16.And he shall make amends for the harm. Hence it more plainly appears, as I have recently stated, that they, who withheld anything of God’s full right, are said to have sinned “in the holy thing;” since they are commanded to make restitution with the addition of a fifth part. Yet let my readers remember, that those who are compelled to make restitution, are not such as have fraudulently embezzled the sacred things, but those who under some vain pretext have flattered themselves for a time, so as to be unaffected by any conviction of their fault. The object therefore of this sacrifice, was to arouse the people to attention, so that postponing their private advantage, they should freely pay what was due to God. (270) Theirs is but foolish trifling who think that Moses, having before spoken of sins (peccata ), now prescribes the mode of making expiation for delinquencies (delicta ), since he uses the same words indifferently on all occasions, and also designates all the victims by the same name. But to make out a delinquency to be greater than a sin is a piece of gross ignorance; nor does it need a long refutation, since it manifestly appears that in this passage a special rule is delivered as to the means of obtaining pardon when a person through thoughtlessness has not reflected that he has omitted to discharge in full either his vows or oblations.

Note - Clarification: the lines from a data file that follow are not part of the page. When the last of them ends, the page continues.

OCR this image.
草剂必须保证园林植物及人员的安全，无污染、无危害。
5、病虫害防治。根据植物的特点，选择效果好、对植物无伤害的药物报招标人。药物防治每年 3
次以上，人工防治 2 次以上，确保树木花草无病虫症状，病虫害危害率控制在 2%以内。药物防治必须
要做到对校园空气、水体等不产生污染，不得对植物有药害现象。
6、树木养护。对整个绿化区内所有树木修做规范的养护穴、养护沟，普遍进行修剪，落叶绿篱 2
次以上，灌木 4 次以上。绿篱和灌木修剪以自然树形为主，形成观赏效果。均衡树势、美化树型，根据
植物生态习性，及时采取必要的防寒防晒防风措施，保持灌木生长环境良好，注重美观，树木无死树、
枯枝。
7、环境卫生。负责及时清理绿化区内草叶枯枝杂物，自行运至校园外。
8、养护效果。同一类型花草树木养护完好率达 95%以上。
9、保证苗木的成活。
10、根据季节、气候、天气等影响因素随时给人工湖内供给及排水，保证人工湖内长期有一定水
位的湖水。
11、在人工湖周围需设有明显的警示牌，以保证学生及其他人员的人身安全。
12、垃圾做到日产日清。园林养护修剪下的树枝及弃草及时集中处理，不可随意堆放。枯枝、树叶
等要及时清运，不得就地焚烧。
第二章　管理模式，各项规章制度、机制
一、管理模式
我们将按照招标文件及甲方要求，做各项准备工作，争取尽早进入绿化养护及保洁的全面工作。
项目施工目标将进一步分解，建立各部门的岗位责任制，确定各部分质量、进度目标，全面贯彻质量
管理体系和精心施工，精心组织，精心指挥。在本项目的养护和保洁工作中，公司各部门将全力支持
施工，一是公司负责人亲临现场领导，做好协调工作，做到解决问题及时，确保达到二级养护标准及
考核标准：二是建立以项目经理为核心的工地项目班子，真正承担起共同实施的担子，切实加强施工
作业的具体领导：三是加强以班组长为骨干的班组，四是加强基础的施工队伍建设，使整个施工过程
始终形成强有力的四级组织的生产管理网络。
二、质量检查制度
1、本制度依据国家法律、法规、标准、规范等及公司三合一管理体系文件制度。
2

(270) This is the gloss of Bonfrerius in Poole’s Synopsis.

Verse 17

17.And if soul sin. Although the expressions seem to be general, as if he briefly confirmed what he had said before, yet it is necessary to connect them with the last sentence, or at least to restrict them to certain cases. The former exposition appears to me to be the right one; nor is there any absurdity in the repetition, to cut off all occasion for subterfuge from the disobedient. Still I do not deny that the reason which is added at the end, applies to all the modes of expiation of which he has been treating; viz., that although he may pretend ignorance who has fallen into sin inconsiderately, or who has not intentionally sinned, or who through forgetfulness has contracted any defilement, still he is guilty before God until he makes reconciliation. When therefore he again commands that a ram without blemish, and of full value should be offered, he once more shews how they must purge themselves who have been too stingy in their oblations. Immediately after he adds a reason common to all the other errors; as if he had said, that they are not absolved before God who offer the excuse of ignorance as a cover for their fault.